I just had to teach something that I myself have never learned, concerning recessional velocity of galaxies. Awkward!

The question was: "A line in a hydrogen spectrum has a wavelength of 486.1nm when observed in the lab, the same line is observed at 492.3nm from a distant galaxy. Determine the recession velocity of the galaxy and comment on its motion."

While the equation in the associated specification (IGCSE, Edexcel, UK) is:

change in wavelenth / reference wavelength = velocity of galaxy / speed of light

Obviously the left hand term came out less than 1, which I said suggested a red-shifting galaxy, but my tutee thought their teacher had said <1 means its blue-shifting.

Is it as simple as the fact that from the question, the line from the galaxy has a higher wavelength than the lab value, ie: redder, ie red shift?

And therefore, a suitable "comment" on the galaxy's motion would be that it is moving away from the observer?
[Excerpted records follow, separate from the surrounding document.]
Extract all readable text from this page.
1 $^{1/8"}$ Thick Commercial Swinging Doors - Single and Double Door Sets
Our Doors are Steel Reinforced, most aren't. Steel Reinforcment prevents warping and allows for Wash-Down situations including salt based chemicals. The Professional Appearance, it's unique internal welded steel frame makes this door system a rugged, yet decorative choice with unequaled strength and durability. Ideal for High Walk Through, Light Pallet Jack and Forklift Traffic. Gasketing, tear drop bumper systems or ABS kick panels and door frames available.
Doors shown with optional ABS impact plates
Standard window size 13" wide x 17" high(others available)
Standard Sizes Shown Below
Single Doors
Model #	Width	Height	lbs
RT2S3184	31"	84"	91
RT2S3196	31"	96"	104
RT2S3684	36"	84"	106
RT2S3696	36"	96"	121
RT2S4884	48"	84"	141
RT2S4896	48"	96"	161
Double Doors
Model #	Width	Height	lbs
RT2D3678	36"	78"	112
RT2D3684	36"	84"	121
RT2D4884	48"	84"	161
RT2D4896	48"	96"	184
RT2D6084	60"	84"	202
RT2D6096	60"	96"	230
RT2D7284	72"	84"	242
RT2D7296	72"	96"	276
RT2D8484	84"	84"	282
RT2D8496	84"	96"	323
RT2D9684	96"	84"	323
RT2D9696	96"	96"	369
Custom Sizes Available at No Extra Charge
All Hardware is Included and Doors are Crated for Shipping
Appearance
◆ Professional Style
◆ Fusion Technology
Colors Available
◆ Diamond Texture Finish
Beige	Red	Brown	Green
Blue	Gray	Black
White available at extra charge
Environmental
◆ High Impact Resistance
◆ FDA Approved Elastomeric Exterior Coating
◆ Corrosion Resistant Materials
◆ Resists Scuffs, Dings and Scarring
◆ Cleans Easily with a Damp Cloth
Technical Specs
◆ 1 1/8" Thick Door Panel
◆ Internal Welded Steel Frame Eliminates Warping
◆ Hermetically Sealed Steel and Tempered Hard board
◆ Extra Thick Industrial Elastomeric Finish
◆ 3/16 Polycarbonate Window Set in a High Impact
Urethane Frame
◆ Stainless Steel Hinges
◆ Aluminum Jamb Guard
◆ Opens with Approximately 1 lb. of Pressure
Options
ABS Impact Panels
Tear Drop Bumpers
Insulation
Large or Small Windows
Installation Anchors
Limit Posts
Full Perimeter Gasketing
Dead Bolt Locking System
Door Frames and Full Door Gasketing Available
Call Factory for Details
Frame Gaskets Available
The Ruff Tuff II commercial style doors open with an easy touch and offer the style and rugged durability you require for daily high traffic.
Thanks in advance for any help.

## 1 Answer

And answers own question:

After z is measured, the distinction between redshift and blueshift is simply a matter of whether z is positive or negative. For example, Doppler effect blueshifts (z < 0) are associated with objects approaching (moving closer to) the observer with the light shifting to greater energies. Conversely, Doppler effect redshifts (z > 0) are associated with objects receding (moving away) from the observer with the light shifting to lower energies.

Frustrating. I originally thought the left hand term would be significant by its sign (positive or negative) but got flustered and started thinking it would be more or less than 1. Embarrassing.